Call: Facing The Future, Facing The Screen – 10th Budapest Visual Learning Conference

Call for Abstracts

FACING THE FUTURE, FACING THE SCREEN
10th Budapest Visual Learning Conference
Hungarian Academy of Sciences
Budapest, Hungary
A blended physical-online event
November 17, 2022
http://www.hunfi.hu/nyiri/FFF/ FFF.pdf

Organizing Committee:

  • Dr. Petra Aczél, Corvinus University of Budapest
  • Dr. András Benedek, Budapest University of Technology and Economics
  • Dr. Kristóf Nyíri, Hungarian Academy of Sciences

Dear All, the Committee for Communication and Media Theory of the Hungarian Academy of Sciences and Corvinus University of Budapest have begun to organize the 10th Budapest Visual Learning Conference, to be held at the Hungarian Academy of Sciences, on November 17, 2022, as a blended physical-online event. Conference title: Facing the Future, Facing the Screen. The event will be opened by the President of the Hungarian Academy of Sciences, world-renowned neurobiologist Tamás Freund.

Following upon the present preliminary call for abstracts, in the course of the following months many circulars and personal messages will be sent out, but please note that the best way to inform yourself about how our preparations proceed is to look at the http://www.hunfi.hu/nyiri/FFF/ FFF.pdf page.
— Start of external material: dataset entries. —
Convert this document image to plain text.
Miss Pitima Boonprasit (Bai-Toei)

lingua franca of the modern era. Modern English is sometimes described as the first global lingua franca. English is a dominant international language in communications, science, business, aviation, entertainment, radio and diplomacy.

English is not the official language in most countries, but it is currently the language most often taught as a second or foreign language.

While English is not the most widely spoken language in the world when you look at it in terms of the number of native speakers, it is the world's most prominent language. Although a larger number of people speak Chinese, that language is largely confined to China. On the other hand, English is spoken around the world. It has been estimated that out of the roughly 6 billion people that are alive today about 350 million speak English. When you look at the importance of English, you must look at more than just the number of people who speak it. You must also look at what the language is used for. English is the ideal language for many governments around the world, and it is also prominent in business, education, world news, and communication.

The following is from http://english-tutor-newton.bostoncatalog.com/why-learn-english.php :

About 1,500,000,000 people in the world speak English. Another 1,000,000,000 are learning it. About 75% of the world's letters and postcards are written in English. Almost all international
The Facing the Future, Facing the Screen conference is planned as an interdisciplinary encounter of communication and media theory, picture theory, psychology, philosophy, pedagogy, history, political science, and other specialties. We absolutely expect new scholarly results, aim at an es­sential scientific step forward. The central question: what image of the future can we conceive of in a world based ever more strongly and diversely on digital devices and online communication, what new patterns of life and in particular forms of education should we strive to create, what possible distortions in our way of life should we be prepared for? If on the one hand we assume that primordial thinking emerged not as a verbal but as a pic­torial one, as well as of course do re­cognize the scientific value of today’s image creation and image reproduction techniques, and in particular of visual simulation bringing together vast amounts of data in an easily understand­able animation; but on the other hand clearly perceive the often destructive effects of phoney images disseminated via social media: in what direction should we then search, under such contradictory conditions, for the right pattern of a pictorial education for the future?

At this conference we aim to host some 50 to 100 papers. Obviously such a number of talks cannot be fitted into the given time frame of a few hours. The solution we propose is the same one we applied at the 9th Budapest Visual Learning Con­ference, please look at http://www.hunfi.hu/nyiri/ VLC9/graph_1.pdf. The papers – very short papers, say 5000 characters main text plus foot­notes and image captions – will be made available online prior to the event. Please do not feel the limited length to be a yoke, experience it, rather, as a libera­tion. Being brief is the new normal. The conference itself will then serve mainly as a forum to discuss all the submitted papers by all participants. Subsequent to the event, within months, we plan to publish edited collec­tions of a selection of the talks in journals, as well as the entire lot of the talks in a bulky volume, with colour images, both online and printed.

This being an informal first call for abstracts, potential participants are free to suggest topics, sub-topics, etc. Here is a list of topics preliminarily and say lightheartedly thought of by the organizers:

  • Facing the Past
    • How the Cave-Man Saw Language
    • Plato’s Cave: Literacy and the Human Mind
  • Reading from Paper, Reading from Screen
  • Postmodernism Made Easy
    • Post-typography
    • Letters and Fonts in Digital Environments
  • Artificial Intelligence — bien fait or counterfeit?
  • Online Publishing
    • predatory publishers
    • author/publisher imbalance
    • how to cite?
    • dilemmas of peer-reviewing
    • paradoxes of open access
    • copyright in an online world
    • books vs. extracts, long vs. short compositions, texts vs. videos
  • New Localism

Dear All! Are you interested in participating (online or physically – fate might decide…)? Do you have suggestions as to further topics/subtopics? Feel free to informally write to me (Kristóf Nyíri, nyirik@gmail.com). Or indeed submit an abstract to the combined three addresses of the organizers: petra.aczel@uni-corvinus.hu, benedek.a@eik.bme.hu, nyirik@gmail.com

The abstract should not be longer than 2000 characters, with a bio (affiliation, main research interests) of max. 500 characters added. In the abstract please do not use the (author, year) reference style, nor do have a list of references at the end. Just apply, if you need to, informal references, like e.g. “as Seymour Papert wrote in his Mindstorms”, or e.g. “the theory put forward by Kosslyn et al. in 2001”. We look forward to your messages & submissions. The final aim, remember, is for us to produce a truly im­portant and widely disseminated volume in the classical humanities tradition but adapted to the new online environment.